第16章 気になる過去 ❦
「んっふっ」
必死に絡みつこうとしてくる舌を誂うようにして、たっぷりと口内を犯していく。
吸って、絡めて、甘噛みして。
そうして口内に溜まる唾液を絡めた舌で、頬の内側や歯列を擽っていく。
うまくはないが、鼻で息をしてしっかりと受け止めている繭結に、どこで学んだのか、と微かな嫉妬が火を灯す。
それを教え込むようにキスがより、深くなる。
苦しげになってきた漏れる息に、ようやく解放する。
「んっへぁ」
はあ、と息をついた繭結と繋がる糸がトロ、と垂れる。
少し酸欠気味なのか、ハァハァと少し息が上がり、トロン、とした目に、窮屈だと訴えている箇所がヒクリと反応した。
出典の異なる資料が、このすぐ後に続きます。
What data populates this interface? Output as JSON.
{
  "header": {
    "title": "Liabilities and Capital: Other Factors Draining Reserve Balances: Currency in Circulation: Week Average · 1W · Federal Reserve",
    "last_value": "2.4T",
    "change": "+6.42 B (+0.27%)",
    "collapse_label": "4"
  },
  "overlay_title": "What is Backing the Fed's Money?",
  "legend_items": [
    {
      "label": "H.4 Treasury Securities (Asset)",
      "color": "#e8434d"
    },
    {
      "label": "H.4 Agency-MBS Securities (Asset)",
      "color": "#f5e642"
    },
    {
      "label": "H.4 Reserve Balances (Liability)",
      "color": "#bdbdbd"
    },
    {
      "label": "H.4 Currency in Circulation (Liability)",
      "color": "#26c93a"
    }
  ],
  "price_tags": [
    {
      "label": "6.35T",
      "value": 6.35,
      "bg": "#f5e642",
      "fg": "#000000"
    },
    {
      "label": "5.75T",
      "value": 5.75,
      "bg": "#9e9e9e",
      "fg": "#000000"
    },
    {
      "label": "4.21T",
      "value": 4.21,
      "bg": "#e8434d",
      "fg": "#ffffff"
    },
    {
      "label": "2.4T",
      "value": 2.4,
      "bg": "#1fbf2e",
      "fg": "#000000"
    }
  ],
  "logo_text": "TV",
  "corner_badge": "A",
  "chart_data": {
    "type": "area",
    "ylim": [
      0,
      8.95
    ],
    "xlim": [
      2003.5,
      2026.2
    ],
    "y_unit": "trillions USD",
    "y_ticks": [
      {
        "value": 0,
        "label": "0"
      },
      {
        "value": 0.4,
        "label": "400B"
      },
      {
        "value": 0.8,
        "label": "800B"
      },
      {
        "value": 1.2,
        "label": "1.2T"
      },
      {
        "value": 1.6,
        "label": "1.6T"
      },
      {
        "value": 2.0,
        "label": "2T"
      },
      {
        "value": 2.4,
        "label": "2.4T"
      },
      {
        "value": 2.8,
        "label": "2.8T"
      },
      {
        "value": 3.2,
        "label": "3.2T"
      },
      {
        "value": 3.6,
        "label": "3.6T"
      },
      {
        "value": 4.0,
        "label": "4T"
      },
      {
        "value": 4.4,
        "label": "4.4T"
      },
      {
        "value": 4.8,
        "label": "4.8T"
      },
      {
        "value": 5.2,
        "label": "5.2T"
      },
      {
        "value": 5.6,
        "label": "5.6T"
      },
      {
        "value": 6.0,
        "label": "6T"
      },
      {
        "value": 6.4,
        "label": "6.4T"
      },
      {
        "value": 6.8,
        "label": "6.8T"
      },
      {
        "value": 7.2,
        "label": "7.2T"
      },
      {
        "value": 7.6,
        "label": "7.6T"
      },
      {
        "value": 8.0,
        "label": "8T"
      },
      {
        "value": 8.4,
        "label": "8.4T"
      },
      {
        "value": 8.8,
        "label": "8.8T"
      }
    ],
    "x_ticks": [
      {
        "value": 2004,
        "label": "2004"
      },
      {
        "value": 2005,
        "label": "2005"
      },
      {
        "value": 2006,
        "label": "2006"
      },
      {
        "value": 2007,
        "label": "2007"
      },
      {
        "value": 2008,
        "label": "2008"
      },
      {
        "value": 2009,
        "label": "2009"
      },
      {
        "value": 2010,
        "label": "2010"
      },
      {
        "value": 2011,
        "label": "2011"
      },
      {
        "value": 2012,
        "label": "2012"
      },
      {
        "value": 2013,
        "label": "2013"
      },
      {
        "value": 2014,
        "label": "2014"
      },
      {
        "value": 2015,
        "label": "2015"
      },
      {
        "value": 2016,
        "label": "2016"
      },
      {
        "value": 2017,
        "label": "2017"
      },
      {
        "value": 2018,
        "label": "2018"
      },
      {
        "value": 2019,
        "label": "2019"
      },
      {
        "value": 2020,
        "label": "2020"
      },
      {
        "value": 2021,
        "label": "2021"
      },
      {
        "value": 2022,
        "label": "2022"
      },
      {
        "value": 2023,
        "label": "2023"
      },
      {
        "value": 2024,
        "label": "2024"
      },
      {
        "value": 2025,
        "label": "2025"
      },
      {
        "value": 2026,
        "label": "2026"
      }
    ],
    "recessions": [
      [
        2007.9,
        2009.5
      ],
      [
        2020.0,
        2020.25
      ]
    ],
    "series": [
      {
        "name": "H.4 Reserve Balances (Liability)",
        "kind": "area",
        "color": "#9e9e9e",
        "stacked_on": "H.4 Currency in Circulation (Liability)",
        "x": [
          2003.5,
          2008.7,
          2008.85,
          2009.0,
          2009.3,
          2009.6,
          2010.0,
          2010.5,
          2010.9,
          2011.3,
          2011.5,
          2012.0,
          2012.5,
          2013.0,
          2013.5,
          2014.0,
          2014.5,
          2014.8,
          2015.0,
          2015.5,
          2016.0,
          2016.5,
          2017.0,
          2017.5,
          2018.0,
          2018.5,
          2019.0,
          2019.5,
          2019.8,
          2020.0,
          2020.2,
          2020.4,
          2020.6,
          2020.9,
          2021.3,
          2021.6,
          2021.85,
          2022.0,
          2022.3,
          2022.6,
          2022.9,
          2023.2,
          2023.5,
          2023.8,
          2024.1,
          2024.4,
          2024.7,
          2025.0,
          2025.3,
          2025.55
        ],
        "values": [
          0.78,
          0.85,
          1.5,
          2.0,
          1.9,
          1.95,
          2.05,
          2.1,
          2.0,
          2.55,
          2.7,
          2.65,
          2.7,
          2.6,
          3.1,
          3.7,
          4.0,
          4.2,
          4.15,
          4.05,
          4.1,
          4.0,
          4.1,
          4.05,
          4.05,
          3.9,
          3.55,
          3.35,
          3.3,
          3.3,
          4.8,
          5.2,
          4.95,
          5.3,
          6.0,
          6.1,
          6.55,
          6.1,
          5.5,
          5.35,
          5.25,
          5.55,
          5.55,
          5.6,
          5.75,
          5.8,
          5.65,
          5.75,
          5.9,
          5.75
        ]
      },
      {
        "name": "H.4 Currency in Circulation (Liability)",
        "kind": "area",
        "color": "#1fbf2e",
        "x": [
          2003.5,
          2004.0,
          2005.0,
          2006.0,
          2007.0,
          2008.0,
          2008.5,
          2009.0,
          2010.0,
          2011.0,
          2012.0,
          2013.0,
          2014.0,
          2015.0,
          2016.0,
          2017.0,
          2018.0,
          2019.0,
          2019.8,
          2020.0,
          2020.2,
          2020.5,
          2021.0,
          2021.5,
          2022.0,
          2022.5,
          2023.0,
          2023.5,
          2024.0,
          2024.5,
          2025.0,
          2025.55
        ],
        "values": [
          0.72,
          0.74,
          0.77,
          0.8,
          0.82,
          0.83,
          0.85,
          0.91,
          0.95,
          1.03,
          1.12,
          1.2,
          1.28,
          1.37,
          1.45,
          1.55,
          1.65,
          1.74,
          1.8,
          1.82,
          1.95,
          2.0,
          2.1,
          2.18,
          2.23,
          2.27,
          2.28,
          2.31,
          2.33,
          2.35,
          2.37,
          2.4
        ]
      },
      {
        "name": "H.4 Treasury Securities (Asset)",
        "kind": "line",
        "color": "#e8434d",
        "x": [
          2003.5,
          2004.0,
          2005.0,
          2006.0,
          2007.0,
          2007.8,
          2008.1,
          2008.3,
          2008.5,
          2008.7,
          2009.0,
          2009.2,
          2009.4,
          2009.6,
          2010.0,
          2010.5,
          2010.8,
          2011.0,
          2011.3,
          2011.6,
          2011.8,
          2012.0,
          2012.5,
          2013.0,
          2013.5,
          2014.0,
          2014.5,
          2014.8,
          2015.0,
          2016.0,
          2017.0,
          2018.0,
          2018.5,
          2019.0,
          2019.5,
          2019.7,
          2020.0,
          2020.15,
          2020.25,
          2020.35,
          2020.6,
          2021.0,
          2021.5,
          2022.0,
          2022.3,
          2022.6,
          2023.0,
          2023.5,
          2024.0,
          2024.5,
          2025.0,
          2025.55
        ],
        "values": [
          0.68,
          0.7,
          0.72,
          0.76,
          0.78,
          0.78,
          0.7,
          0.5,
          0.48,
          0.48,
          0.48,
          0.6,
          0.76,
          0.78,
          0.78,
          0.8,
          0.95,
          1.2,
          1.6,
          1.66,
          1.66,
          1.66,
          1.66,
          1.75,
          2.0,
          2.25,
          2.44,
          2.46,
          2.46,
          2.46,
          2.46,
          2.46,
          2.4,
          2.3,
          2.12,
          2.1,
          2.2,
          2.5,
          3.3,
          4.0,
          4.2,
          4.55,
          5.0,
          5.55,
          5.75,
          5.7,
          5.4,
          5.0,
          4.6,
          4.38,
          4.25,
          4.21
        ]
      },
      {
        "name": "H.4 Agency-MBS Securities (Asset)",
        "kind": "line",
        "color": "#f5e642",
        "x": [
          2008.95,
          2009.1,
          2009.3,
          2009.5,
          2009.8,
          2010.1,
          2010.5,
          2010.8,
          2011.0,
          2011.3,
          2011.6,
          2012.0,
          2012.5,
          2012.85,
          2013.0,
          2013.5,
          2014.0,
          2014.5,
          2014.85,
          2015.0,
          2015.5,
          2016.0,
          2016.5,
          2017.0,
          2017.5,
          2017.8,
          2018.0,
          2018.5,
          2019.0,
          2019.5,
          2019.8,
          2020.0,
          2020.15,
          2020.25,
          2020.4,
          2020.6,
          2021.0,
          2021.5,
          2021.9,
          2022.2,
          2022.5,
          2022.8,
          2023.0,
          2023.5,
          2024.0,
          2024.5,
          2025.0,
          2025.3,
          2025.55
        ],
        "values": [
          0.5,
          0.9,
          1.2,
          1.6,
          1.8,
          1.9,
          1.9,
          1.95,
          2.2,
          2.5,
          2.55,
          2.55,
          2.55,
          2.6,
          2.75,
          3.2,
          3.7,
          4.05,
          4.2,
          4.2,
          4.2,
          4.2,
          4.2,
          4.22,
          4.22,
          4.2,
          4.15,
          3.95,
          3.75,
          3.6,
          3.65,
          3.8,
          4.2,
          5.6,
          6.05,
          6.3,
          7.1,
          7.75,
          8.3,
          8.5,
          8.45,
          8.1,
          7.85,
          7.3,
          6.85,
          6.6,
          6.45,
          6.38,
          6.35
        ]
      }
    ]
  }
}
それを知ってか知らずが、ノロノロと動いた繭結の手が、ジャージのジップアップを下ろす。
はら、と繭結の肩から滑り落ちたジャージ。
「かわええの」
俯いた顔を隠す髪を耳に掛け、両手で上を向かせた繭結の額にキスをする。
軽くたたまれたジャージを受け取り、自分もシャツを脱ぐ。
来んしゃい、とあぐらで座った膝を叩く。
膝の間に収まるように座った繭結の額、こめかみ、頬とキスを落としていく。
「寒ないか?」
うん、と頷いた下着姿の繭結を抱き寄せる。
つう、と胸の間を撫でる指先に、なんじゃ、と俯く繭結を見る。
「ん、触りたい、だけ」
体温を確かめるように胸に手を当てると、今度は肩から腕にかけてを撫でる。
体を撫で回す小さなぬくもりに、目を閉じる。
上半身を中心に這い回っていた手がスウェット越しの太腿を撫でる。
膝から内腿を擽るように撫でられ、やめんしゃい、と笑いを含む声でその手を掴んだ。
少し首をひねるようにして上を向き、首筋や鎖骨にキスをしていく繭結。
「触ってほしか所に、キスしてみんしゃい」
えっと、と少し考えた繭結は、頬の下側、輪郭あたりにキスをした。
繭結の輪郭を包み込むように撫でる。
次にキスをしたのは、耳たぶの付け根。
そこに触れると、んっ!と甘い声を漏らした。
柔らかな小さな耳たぶを弄ぶと、あ、と震えて体を預けてくる。
「ふふ、悪い子じゃのぉ。
こがん簡単に弱みば見せてしもうて」
次はどこがええ?と耳元に寄せた唇で、低く、囁いた。